THE LAST TIME I SAW MACAO (A ULTIMA VEZ QUE VI MACAU)
(director/writer: João Pedro Rodrigues/João Rui Guerra da Mata; cinematographers: João Pedro Rodrigues/João Rui Guerra da Mata; editors: Raphaël Lefèvre/João Pedro Rodrigues/João Rui Guerra da Mata; cast: Cindy Scrash (Candy), João Rui Guerra da Mata, João Pedro Rodrigues; Runtime: 85; MPAA Rating: NR; producers: João Figueiras/Daniel Chabannes de Sars/Corentin Dong-jin Sénéchal; Cinema Guild; 2012-Portugal/France-in Portuguese/Cantonese/English, with English subtitles)
“A most enriching cinematic experience that challenges you intellectually.”
Reviewed by Dennis Schwartz
Avant-garde Portuguese directors João Pedro Rodrigues and João Rui Guerra da Mata(“To Die Like a Man“) collaborate again to direct this arty experimental crime drama that revisits in its uniquely weird and scintillating way the 1952 Macao that Josef von Sternberg filmed. It starred Jane Russell and Robert Mitchum. Familiarity with that Hollywood classic film noir is not necessary in clearing up some of the sinister mystery taking place in the modern-day Red Chinese controlled Macao. The stylishly shot enigmatic film gives props in its non-narrative directing approach to fellow Portuguese filmmaker Miquel Gomes, as well as the iconic French film-making figure of Chris Marker. The abstract art-house pic blew me away with its shape-shifting visuals, the intensity of its shadowy crime story, its nostalgia for the old Portuguese colony and the gripping way it blends together a voice-over docudrama, essay film, apocalyptic film, film noir and personal travelogue tale.
It stylishly opens with drag-queen Candy (Cindy Scrash), at a hotel casino onstage with tigers moving around a cage, scantily clad as she is lip-syncing her impersonation of Jane Russell’s sultry version of “You Kill Me” from the 1952 Macao. The next shot is of a paintball war game exercise among soldiers, where one soldier gets killed. The next mise-en-scene has one of the co-directors, Guerra de Mata, whose face is never clearly seen, receiving an email from his long-lost childhood friend Candy that she’s in trouble again over choosing another wrong man and asks him to leave Portugal and visit her immediately in Macao to help. The Portuguese native, de Mata, reminisces about the island he was raised in but has not been back to for the last 30 years. Arriving in a Macao that was for 400 years, since the mid-16th century, a Portuguese colony but in 1999 became a special territory of thePeople’s Republic of China, and is now a strangely crowded place known for gambling, religious cult groups and tourism. The visitor gets stuck in traffic and exits the taxi, but gets lost walking and can’t find the sex shop where Candy sent a messenger to meet him to deliver him to her. Back in the hotel the visitor finds that he loses contact with her, as her mobile is shut off and can do little until further contact is made than be a tourist. The visitor observes his former school has been replaced by a rubbish dump and that this Macao has many stray wild dogs, there are giant toy tigers everywhere in the streets because of the Chinese influence, that the privileged Chinese tourist takes the place to be their first taste of the West, and that he can’t find anyone who speaks Portuguese despite its long influence here. Fearing Candy has been kidnapped by an obscure but violent Zodiac cult, all the visitor can do is search for Candy in the back alleys of this dark foreboding urban terrain and hope for the best (which I guess, is the pic’s theme of the uncertain futures of both Macao and Portugal).

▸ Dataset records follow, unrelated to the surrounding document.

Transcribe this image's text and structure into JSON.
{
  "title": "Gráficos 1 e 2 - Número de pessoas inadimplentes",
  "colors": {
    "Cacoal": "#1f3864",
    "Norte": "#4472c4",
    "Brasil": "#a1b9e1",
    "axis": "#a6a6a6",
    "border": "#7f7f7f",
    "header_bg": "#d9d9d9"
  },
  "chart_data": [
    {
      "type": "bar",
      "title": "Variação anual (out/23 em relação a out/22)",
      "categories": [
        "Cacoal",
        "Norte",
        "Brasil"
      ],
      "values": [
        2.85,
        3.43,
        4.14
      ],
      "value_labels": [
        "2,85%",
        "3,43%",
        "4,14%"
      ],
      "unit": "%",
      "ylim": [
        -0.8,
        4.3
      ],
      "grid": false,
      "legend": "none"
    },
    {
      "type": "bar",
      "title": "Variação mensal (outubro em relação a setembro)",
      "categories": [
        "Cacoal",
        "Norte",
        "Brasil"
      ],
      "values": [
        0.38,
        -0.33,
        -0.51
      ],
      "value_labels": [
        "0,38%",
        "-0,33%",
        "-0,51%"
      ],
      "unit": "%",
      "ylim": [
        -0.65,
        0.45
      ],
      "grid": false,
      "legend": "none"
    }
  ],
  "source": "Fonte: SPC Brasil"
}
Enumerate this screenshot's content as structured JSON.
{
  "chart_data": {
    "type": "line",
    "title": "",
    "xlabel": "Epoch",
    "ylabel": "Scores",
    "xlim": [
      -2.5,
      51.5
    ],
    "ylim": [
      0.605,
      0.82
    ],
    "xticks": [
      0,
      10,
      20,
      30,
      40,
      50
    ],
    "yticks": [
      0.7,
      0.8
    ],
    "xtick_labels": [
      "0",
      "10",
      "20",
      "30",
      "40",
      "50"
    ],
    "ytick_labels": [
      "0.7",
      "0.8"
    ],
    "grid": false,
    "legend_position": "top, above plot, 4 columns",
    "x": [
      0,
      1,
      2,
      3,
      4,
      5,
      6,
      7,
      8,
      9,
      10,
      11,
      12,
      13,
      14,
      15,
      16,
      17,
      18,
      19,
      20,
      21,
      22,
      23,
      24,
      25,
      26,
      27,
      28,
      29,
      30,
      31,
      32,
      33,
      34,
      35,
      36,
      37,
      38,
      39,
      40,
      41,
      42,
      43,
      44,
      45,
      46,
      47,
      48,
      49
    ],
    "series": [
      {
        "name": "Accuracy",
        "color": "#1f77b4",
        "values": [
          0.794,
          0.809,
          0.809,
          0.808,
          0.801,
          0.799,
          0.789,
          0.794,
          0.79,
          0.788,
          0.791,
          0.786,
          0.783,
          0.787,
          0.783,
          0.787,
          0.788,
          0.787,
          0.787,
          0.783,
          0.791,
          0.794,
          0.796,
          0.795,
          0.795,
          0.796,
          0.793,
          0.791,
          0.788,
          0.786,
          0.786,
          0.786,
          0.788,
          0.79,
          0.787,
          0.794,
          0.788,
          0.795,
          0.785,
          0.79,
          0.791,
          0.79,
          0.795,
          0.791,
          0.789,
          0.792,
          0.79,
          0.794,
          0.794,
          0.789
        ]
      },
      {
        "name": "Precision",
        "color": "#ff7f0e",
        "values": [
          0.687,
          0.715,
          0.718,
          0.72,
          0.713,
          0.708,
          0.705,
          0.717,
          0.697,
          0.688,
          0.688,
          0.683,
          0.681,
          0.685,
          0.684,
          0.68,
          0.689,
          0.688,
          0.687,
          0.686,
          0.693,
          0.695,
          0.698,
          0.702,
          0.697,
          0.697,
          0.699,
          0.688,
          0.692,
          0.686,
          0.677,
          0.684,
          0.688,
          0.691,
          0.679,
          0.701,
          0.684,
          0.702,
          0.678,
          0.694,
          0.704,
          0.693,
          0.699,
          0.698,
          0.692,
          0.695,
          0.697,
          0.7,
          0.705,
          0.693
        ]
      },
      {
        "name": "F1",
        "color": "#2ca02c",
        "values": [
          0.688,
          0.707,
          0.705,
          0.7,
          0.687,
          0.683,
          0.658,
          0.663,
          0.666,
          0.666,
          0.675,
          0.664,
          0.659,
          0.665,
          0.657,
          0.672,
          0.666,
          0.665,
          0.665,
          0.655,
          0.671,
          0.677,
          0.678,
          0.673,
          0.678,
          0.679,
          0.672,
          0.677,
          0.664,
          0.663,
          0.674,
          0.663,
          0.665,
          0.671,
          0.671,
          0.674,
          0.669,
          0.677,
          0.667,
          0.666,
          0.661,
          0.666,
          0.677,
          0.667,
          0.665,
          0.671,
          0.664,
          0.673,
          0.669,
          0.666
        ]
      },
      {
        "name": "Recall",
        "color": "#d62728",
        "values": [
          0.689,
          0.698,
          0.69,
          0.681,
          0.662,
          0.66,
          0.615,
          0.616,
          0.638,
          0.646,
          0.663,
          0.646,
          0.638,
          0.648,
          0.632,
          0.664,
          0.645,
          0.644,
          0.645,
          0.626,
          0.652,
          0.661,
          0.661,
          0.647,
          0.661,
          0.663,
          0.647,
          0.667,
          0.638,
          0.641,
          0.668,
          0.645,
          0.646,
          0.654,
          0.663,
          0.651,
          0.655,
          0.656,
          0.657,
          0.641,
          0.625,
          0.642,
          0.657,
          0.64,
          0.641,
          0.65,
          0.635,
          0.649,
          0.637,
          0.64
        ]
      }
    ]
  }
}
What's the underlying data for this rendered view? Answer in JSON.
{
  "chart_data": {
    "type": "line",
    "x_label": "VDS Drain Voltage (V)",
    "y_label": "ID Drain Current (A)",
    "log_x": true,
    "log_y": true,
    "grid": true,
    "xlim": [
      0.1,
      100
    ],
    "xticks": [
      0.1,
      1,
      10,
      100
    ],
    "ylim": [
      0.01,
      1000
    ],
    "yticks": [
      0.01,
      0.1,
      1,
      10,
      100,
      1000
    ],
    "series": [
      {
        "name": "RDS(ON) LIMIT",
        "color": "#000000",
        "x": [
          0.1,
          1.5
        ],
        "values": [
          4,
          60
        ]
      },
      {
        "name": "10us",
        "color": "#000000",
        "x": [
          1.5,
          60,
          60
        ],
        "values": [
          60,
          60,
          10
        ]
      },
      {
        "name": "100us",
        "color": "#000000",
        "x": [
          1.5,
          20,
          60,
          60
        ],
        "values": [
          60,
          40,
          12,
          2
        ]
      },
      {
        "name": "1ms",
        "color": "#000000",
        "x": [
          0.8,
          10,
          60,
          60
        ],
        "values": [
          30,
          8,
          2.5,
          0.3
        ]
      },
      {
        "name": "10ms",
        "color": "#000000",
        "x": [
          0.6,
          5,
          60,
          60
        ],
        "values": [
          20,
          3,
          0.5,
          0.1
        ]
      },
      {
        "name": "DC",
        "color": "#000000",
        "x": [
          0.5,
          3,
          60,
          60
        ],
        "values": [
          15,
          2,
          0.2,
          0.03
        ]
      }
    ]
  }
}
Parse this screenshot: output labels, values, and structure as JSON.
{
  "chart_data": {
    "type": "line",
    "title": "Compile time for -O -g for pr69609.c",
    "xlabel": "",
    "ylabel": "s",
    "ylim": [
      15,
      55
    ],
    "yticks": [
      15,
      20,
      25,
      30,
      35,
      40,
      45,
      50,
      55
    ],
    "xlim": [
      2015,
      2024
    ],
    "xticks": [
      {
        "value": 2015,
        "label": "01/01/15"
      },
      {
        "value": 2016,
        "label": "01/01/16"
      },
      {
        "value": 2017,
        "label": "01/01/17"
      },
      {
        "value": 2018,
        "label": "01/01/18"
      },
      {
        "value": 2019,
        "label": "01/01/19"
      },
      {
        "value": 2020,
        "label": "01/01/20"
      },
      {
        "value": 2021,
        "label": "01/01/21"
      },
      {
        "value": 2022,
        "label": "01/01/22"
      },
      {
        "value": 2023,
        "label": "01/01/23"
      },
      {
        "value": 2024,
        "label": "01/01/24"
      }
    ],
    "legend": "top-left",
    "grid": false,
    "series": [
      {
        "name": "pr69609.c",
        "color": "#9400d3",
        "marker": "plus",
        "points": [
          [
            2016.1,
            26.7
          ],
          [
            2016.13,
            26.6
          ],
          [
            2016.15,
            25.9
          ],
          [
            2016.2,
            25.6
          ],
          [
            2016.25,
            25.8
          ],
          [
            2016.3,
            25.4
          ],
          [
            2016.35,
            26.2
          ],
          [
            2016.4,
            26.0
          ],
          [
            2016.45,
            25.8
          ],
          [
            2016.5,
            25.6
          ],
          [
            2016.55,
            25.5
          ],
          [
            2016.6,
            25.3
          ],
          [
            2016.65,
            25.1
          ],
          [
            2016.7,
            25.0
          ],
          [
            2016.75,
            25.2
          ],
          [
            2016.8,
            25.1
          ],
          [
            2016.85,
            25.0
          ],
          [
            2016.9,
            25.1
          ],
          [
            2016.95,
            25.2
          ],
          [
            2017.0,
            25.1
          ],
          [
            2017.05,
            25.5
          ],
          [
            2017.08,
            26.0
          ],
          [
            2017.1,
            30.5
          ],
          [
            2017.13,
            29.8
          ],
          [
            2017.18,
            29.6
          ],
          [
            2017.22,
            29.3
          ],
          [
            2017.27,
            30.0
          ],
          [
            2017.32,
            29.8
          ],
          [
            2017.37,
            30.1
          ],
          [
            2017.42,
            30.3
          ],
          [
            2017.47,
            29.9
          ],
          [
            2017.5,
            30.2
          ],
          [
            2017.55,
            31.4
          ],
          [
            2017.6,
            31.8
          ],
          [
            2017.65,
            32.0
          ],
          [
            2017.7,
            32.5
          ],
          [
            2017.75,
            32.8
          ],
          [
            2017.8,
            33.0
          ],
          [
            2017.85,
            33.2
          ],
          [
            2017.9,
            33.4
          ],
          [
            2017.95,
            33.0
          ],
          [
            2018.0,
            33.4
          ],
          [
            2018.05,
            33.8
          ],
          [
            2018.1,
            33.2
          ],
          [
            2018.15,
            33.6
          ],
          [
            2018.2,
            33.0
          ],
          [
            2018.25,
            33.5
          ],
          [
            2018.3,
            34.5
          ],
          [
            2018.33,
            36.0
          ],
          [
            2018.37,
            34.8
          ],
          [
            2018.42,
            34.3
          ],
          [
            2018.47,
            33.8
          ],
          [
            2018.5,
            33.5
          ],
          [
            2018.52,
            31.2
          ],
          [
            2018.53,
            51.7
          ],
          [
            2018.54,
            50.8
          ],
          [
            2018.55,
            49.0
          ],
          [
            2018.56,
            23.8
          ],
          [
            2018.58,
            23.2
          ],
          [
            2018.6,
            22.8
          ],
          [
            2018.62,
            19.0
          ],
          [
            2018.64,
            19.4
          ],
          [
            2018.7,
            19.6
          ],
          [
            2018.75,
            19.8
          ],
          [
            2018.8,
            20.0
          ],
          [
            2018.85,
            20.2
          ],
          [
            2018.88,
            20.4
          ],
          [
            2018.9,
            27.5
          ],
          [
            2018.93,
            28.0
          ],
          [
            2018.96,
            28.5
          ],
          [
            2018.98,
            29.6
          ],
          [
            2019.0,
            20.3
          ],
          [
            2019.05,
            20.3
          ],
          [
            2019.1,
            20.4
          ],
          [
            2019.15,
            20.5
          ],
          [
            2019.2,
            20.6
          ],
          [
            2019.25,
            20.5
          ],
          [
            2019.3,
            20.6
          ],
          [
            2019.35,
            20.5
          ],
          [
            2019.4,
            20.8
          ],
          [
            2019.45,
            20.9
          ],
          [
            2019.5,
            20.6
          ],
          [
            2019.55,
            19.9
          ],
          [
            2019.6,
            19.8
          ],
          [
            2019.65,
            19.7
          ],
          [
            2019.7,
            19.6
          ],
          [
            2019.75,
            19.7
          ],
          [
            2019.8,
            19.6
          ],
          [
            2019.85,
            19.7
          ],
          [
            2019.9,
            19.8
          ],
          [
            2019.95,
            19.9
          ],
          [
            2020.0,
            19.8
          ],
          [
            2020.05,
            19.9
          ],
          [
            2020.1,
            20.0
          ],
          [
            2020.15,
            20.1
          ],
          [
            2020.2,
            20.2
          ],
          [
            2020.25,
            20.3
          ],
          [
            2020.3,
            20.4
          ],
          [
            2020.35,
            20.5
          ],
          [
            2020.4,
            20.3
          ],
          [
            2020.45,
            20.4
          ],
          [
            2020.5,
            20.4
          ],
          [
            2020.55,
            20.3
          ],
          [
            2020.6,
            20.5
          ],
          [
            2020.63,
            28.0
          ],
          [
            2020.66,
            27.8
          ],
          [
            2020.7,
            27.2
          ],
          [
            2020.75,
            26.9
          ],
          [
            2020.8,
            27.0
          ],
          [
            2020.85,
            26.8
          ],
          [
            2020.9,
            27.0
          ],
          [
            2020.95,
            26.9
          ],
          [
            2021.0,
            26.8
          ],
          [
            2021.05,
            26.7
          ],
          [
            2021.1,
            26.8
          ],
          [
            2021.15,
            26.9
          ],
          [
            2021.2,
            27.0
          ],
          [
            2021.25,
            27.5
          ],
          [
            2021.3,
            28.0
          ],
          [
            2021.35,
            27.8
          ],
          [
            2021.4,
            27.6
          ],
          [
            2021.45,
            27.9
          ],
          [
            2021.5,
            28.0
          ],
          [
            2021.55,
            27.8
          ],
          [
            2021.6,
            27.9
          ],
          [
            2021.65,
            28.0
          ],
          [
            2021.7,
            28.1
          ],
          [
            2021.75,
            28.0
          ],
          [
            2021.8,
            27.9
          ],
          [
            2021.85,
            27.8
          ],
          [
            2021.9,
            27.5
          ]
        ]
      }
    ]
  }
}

It’s an hypnotic lyrically visual film, that I’m afraid not too many casual viewers will favorably respond to its rarefied arty approach. But for those that do, they will find it a most enriching cinematic experience that challenges you intellectually.Most of the action takes place off-screen.But be warned, if you’re looking for a pic that wraps things up, stay clear of this film–it thrives on false starts and letting you know as little as possible as to what is going down (which might not necessarily be such a good thing).